Total time: 1 hour 30 minutes

Yield: 6-8 servings

Ingredients

  • 1 (approx. 2 lbs.) smoked pork shank
  • 8 cups water
  • 3 medium to large beets
  • 1 large yellow onion
  • 3 large carrots
  • 1/2 cup red wine vinegar
  • 4 cloves garlic
  • 1 handful fresh dill
  • salt and pepper to taste

Cooking Directions

  1. Preheat the oven to 400ºF, wrap each beet in tin foil (do not trim the tops or root – this will keep the juices from leaking out). Place the wrapped beets in the oven and bake for 1 hour.
  2. Place the pork shank in a large pot with 8 cups of water. Bring the water to a boil and then turn the heat down. Simmer on low, without a cover, for 1 hour. For a vegetarian version use 4-6 cups of a hearty vegetable stock.
  3. While the beets are roasting and the shank is simmering: peel and slice the carrots, chop the onion, slice the garlic cloves, and trim the tender sprigs of dill from its thick stems.
  4. When the beets are ready, remove them from the oven and open the foil to allow them to cool (this will make it easier to peel them!).
  5. While the beets are cooling remove the pork shank from the broth.
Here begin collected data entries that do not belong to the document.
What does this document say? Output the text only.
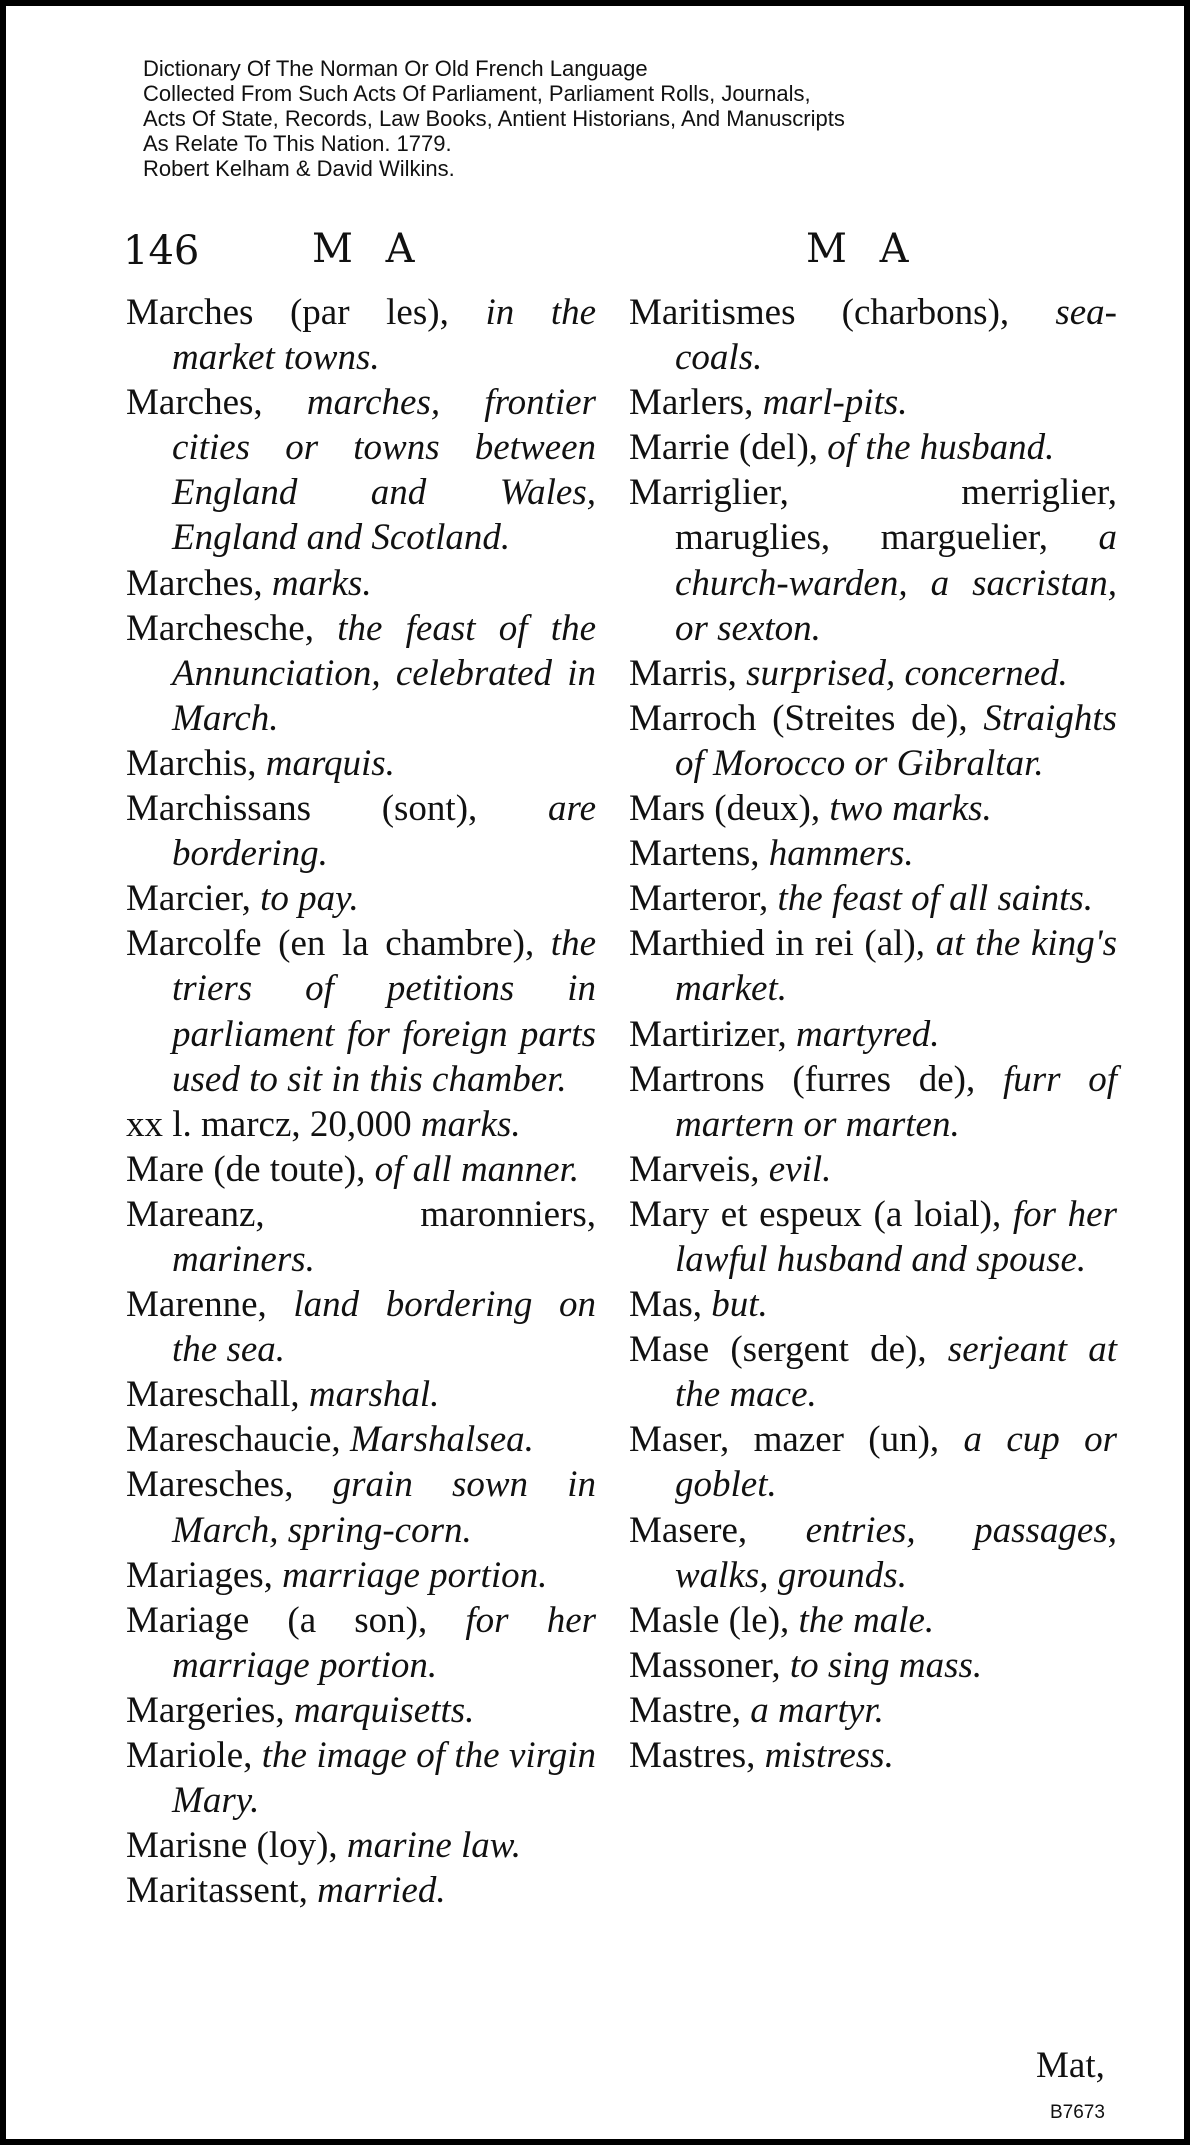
Dictionary Of The Norman Or Old French Language
Collected From Such Acts Of Parliament, Parliament Rolls, Journals,
Acts Of State, Records, Law Books, Antient Historians, And Manuscripts
As Relate To This Nation. 1779.
Robert Kelham & David Wilkins.
146	M A	M A

Marches (par les), in the market towns.

Marches, marches, frontier cities or towns between England and Wales, England and Scotland.

Marches, marks.

Marchesche, the feast of the Annunciation, celebrated in March.

Marchis, marquis.

Marchissans (sont), are bordering.

Marcier, to pay.

Marcolfe (en la chambre), the triers of petitions in parliament for foreign parts used to sit in this chamber.

xx l. marcz, 20,000 marks.

Mare (de toute), of all manner.

Mareanz, maronniers, mariners.

Marenne, land bordering on the sea.

Mareschall, marshal.

Mareschaucie, Marshalsea.

Maresches, grain sown in March, spring-corn.

Mariages, marriage portion.

Mariage (a son), for her marriage portion.

Margeries, marquisetts.

Mariole, the image of the virgin Mary.

Marisne (loy), marine law.

Maritassent, married.

Maritismes (charbons), sea-coals.

Marlers, marl-pits.

Marrie (del), of the husband.

Marriglier, merriglier, maruglies, marguelier, a church-warden, a sacristan, or sexton.

Marris, surprised, concerned.

Marroch (Streites de), Straights of Morocco or Gibraltar.

Mars (deux), two marks.

Martens, hammers.

Marteror, the feast of all saints.

Marthied in rei (al), at the king's market.

Martirizer, martyred.

Martrons (furres de), furr of martern or marten.

Marveis, evil.

Mary et espeux (a loial), for her lawful husband and spouse.

Mas, but.

Mase (sergent de), serjeant at the mace.

Maser, mazer (un), a cup or goblet.

Masere, entries, passages, walks, grounds.

Masle (le), the male.

Massoner, to sing mass.

Mastre, a martyr.

Mastres, mistress.

Mat,
B7673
Debone the shank, trim off the skin and extra fat and slice it up into small pieces.
  6. Peel and cube the beets.
  7. Add the red wine vinegar to the broth a little at a time, tasting as you go. Place the beets, pork, carrots and onions in the broth and simmer for 30 minutes skimming off any foam that forms on the surface. Add the garlic in the last 5 minutes.
  8. Add salt and pepper to taste, serve immediately garnished with sprigs of fresh dill.
  9. Dig in!

 

Borscht!

Borscht comes in many many forms – the Joy of Cooking says “there are probably as many versions of borscht as there are Russians” – many many!  For reference in creating this recipe I used the Joy of Cooking (1997 Edition, pg 175), the Global Feast Cookbook (pg. 100), How to Cook Everything Vegetarian (pg. 109) and Epicurious.com (Meaty Ukrainian Borscht).  The main thing I took away from my borscht survey is that borscht can be as complex or as simple as you would like, I think the only thing that it absolutely MUST have to be able to qualify as borscht is beets.  Be adventurous and bring borscht into your holiday meal traditions – go beet wild and let us know how it turns out. Have a great holiday season – my best wishes to all our RecipeRelay readers and their nearest and dearest!